Solved – Low recall and high precision in text summarization

classificationmaximum-entropyrapidminertext mining

We are trying to generate a model to summarize Persian news. About 14000 news were summarized with help of humans(supervised) and then we extracted all sentences (about 180000) and labeled them (true if were selected in summarization, false if not). We have also calculated 9 features for these sentences (all features are between 0-1). Finally we used MaxEnt classifier (logistic regression) for binary classification on our data set.

And here is the result :
enter image description here

I really don't know low recall and high precision is normal for our classifier or something is wrong in our work? Can anyone come up with an explanation?

Best Answer

Users often prefer higher precision to higher recall. For example, you (and Google) really want the first 15 or 30 results for a search engine query to be accurate (=high precision), but neither of you are particularly concerned if you miss one or two of the millions on pages on the web (=low recall). Obviously, this depends a bit on the application, but I would imagine summarization is similar.

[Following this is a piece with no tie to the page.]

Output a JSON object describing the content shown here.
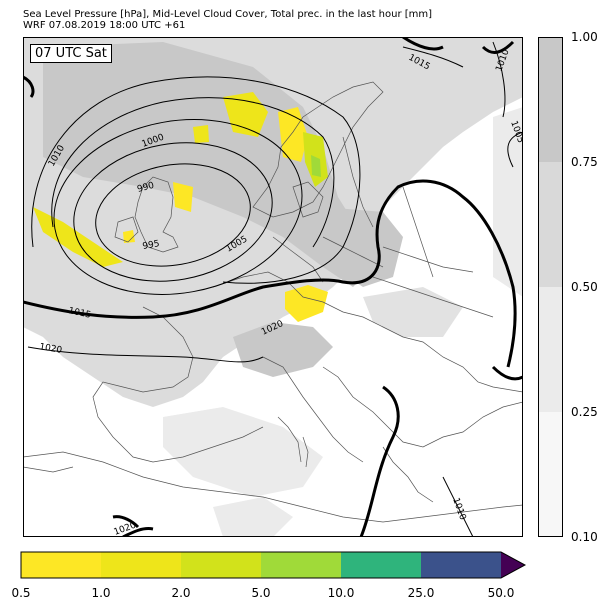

The bad news is that rapid miner has apparently computed precision and recall for each class separately, and it looks like your recall is quite bad (~13%) on the in-summary class, which is presumably more important than the not-in-summary sentences.

I suspect that this is because you have fairly unbalanced classes--it looks like there are ~3x more not-in-summary examples in your data set. You could potentially tweak the logistic regression's decision threshold (probably 0.5 by default) to give extra weight to the positive examples.